Recycling. My kids have luckily picked this obsession up so I'm not completely on my own this time. I recycle every single thing that I can. I even go through my parent's garbage and bring things home that they can't recycle. I go to specific stores to buy products that are packaged in recyclable material versus materials like styrofoam that I can't recycle here. I buy meats that are at the meat counter and insist that they are put into the freezer paper. I try not to use plastic baggies, but if I have to use them for cold lunches, I make my kids bring them home so that they can be recycled. I am down to about one garbage bag of trash every 4 weeks, my goal is 5.
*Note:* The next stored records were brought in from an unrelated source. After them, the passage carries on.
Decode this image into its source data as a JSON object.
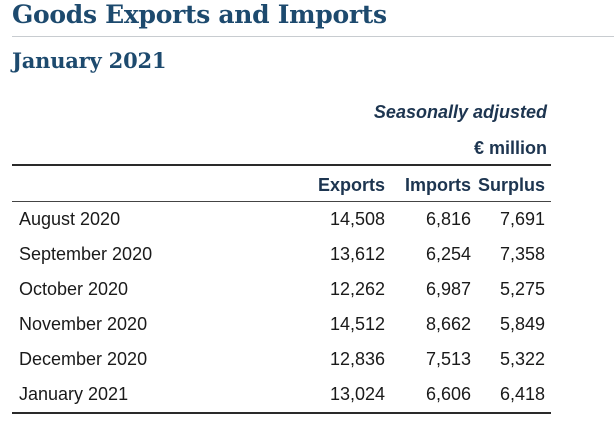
{
  "title": "Goods Exports and Imports",
  "subtitle": "January 2021",
  "notes": {
    "adjustment": "Seasonally adjusted",
    "unit": "€ million"
  },
  "table": {
    "columns": [
      "",
      "Exports",
      "Imports",
      "Surplus"
    ],
    "rows": [
      {
        "month": "August 2020",
        "exports": "14,508",
        "imports": "6,816",
        "surplus": "7,691"
      },
      {
        "month": "September 2020",
        "exports": "13,612",
        "imports": "6,254",
        "surplus": "7,358"
      },
      {
        "month": "October 2020",
        "exports": "12,262",
        "imports": "6,987",
        "surplus": "5,275"
      },
      {
        "month": "November 2020",
        "exports": "14,512",
        "imports": "8,662",
        "surplus": "5,849"
      },
      {
        "month": "December 2020",
        "exports": "12,836",
        "imports": "7,513",
        "surplus": "5,322"
      },
      {
        "month": "January 2021",
        "exports": "13,024",
        "imports": "6,606",
        "surplus": "6,418"
      }
    ]
  },
  "colors": {
    "heading": "#1d4a6e",
    "header_text": "#1d3550",
    "body_text": "#1a1a1a"
  }
}
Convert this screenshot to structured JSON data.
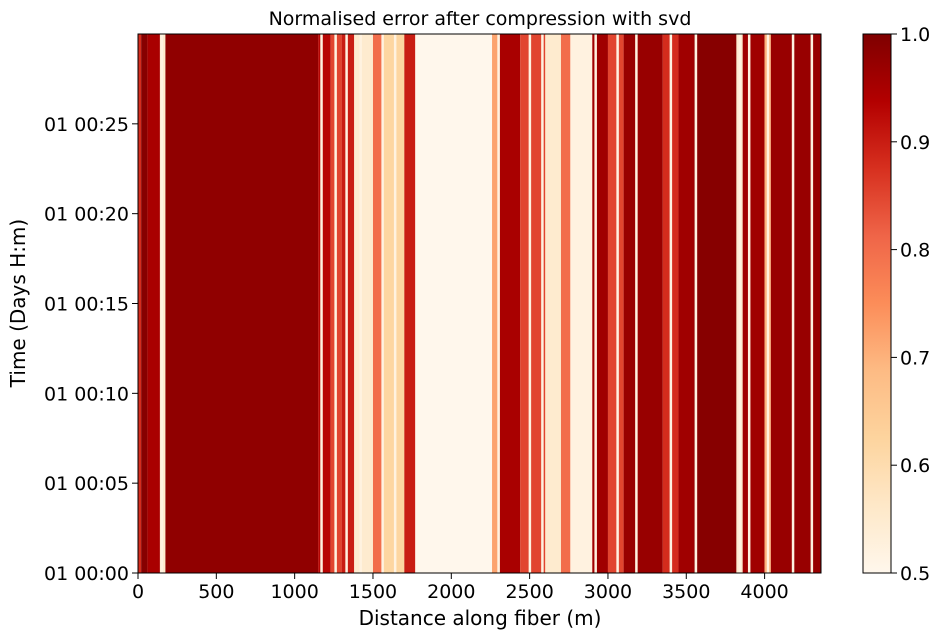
{
  "chart_data": {
    "type": "heatmap",
    "title": "Normalised error after compression with svd",
    "xlabel": "Distance along fiber (m)",
    "ylabel": "Time (Days H:m)",
    "xlim": [
      0,
      4360
    ],
    "ylim_minutes": [
      0,
      30
    ],
    "x_ticks": [
      0,
      500,
      1000,
      1500,
      2000,
      2500,
      3000,
      3500,
      4000
    ],
    "x_tick_labels": [
      "0",
      "500",
      "1000",
      "1500",
      "2000",
      "2500",
      "3000",
      "3500",
      "4000"
    ],
    "y_ticks_minutes": [
      0,
      5,
      10,
      15,
      20,
      25
    ],
    "y_tick_labels": [
      "01 00:00",
      "01 00:05",
      "01 00:10",
      "01 00:15",
      "01 00:20",
      "01 00:25"
    ],
    "colorbar": {
      "colormap": "OrRd",
      "range": [
        0.5,
        1.0
      ],
      "ticks": [
        0.5,
        0.6,
        0.7,
        0.8,
        0.9,
        1.0
      ],
      "tick_labels": [
        "0.5",
        "0.6",
        "0.7",
        "0.8",
        "0.9",
        "1.0"
      ]
    },
    "bands": [
      {
        "x0": 0,
        "x1": 20,
        "value": 0.88
      },
      {
        "x0": 20,
        "x1": 60,
        "value": 0.99
      },
      {
        "x0": 60,
        "x1": 140,
        "value": 0.95
      },
      {
        "x0": 140,
        "x1": 175,
        "value": 0.55
      },
      {
        "x0": 175,
        "x1": 1150,
        "value": 0.98
      },
      {
        "x0": 1150,
        "x1": 1230,
        "value": 0.93
      },
      {
        "x0": 1230,
        "x1": 1300,
        "value": 0.85
      },
      {
        "x0": 1300,
        "x1": 1380,
        "value": 0.9
      },
      {
        "x0": 1380,
        "x1": 1500,
        "value": 0.55
      },
      {
        "x0": 1500,
        "x1": 1560,
        "value": 0.8
      },
      {
        "x0": 1560,
        "x1": 1700,
        "value": 0.62
      },
      {
        "x0": 1700,
        "x1": 1770,
        "value": 0.9
      },
      {
        "x0": 1770,
        "x1": 2260,
        "value": 0.5
      },
      {
        "x0": 2260,
        "x1": 2310,
        "value": 0.72
      },
      {
        "x0": 2310,
        "x1": 2440,
        "value": 0.95
      },
      {
        "x0": 2440,
        "x1": 2600,
        "value": 0.85
      },
      {
        "x0": 2600,
        "x1": 2700,
        "value": 0.55
      },
      {
        "x0": 2700,
        "x1": 2760,
        "value": 0.8
      },
      {
        "x0": 2760,
        "x1": 2900,
        "value": 0.52
      },
      {
        "x0": 2900,
        "x1": 3000,
        "value": 0.96
      },
      {
        "x0": 3000,
        "x1": 3100,
        "value": 0.85
      },
      {
        "x0": 3100,
        "x1": 3350,
        "value": 0.97
      },
      {
        "x0": 3350,
        "x1": 3450,
        "value": 0.88
      },
      {
        "x0": 3450,
        "x1": 3550,
        "value": 0.96
      },
      {
        "x0": 3550,
        "x1": 3820,
        "value": 0.99
      },
      {
        "x0": 3820,
        "x1": 3860,
        "value": 0.55
      },
      {
        "x0": 3860,
        "x1": 4000,
        "value": 0.96
      },
      {
        "x0": 4000,
        "x1": 4040,
        "value": 0.7
      },
      {
        "x0": 4040,
        "x1": 4360,
        "value": 0.97
      }
    ],
    "light_stripes_x": [
      150,
      1170,
      1260,
      1330,
      1420,
      1560,
      1640,
      2300,
      2500,
      2580,
      2820,
      2920,
      3060,
      3180,
      3400,
      3560,
      3840,
      3900,
      4020,
      4180,
      4300
    ]
  }
}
Here's an example of what keeps me up at night. Worrying about transferring my videos of the kids onto DVD before the tapes disintegrate, wondering about what happened to the picture of D after his first haircut - it's been lost for 2 years, and figuring out new ways to reduce my trash output. Add that to actually falling asleep and then having nightmares about missing great deals at garage sales and I'm as close to an insomniac as you can get folks.

Tuesday, May 12, 2009

So Amazing, It's Lickable

I'm working very hard to get some decent curb appeal going on over here. Things are shaping up and I'm going to share my current love with you. Right now, I'm in love with Rust-Oleum Universal spray paint. Universal because it works on everything, Readers. Ev. Ree. Thing. How can you not love that? So, I took my sun bleached, trashed, vinyl pots and turned them into beautiful, expensive-looking, showpieces with some Universal Hammered Brown. I'll get some pictures posted soon, get ready to be impressed. Now it's on to my boring plastic outdoor chairs, I think Universal Crimson Red sounds like a winner. Oh Universal....where have you been all my life?

Monday, May 11, 2009

Happy Birthday Baby Girl


Well, it was a very busy week and this week doesn't look like it's going to get any better. It was AJ's birthday last week. My little charming, chubby, sumo wrestler, baby turned into a 5 foot tall, skinny, ass-kickin' karate master, 11 year old. All of a sudden. Really, it feels like it was practically overnight. Her birthday usually tends to draw out over a matter of days, not just a day. She has to have her special day with us on her birthday, then she has to have a special day with her best friend where I take them to the mall. Then she has to have a special day with her grandparents (and, or my sister & family depending on if they've left the state or not). She didn't get to have the exact meal she wanted on the grandparents party day because we had to switch our plans a little bit, so we'll be finishing that up on a whole other day. She really knows how to drag out a birthday, Readers. It's a talent. All I know is that I'll be telling everyone I meet that she's 9. That's a much more acceptable age for the oldest child of a 29 year old after all. Just because she's a year older, I don't think that means I have to be too. I'm quite comfortable where I have been for the last 6 years.

Tuesday, May 5, 2009

This Time I Just Forgot About You, Readers

Where have I been? Well Readers, I've been busting my ass on my house. The spring cleaning bug hit me a little late this year, but now it's full on cleaning frenzy around this house. Out with the old, in with the new. Get rid of the dirt and dust, bring on the sparkle and bling. The only problem seems to be that as the cobwebs get cleared from my house, they gather in my head. I had all these things that I was going to write and I can't remember a single one. Little anecdotes and stories from recent days, completely wiped out of my memory. I always was afraid of being one of those scattered people that you can't even hold a full conversation with because they're holding two conversations (one with you, one with themselves), eating a snack, and writing out their will. Despite my best efforts to hold that craziness at bay, I think it's happening. I feel myself starting to and wanting to ramble in this post even. It takes all my effort to keep my brain steady and to even just sit still long enough to get it done. I don't sit still during the day until I've completely worn myself out. I'm sure I'm suffering late onset ADHD. And some stress induced amnesia, that's a real condition....right?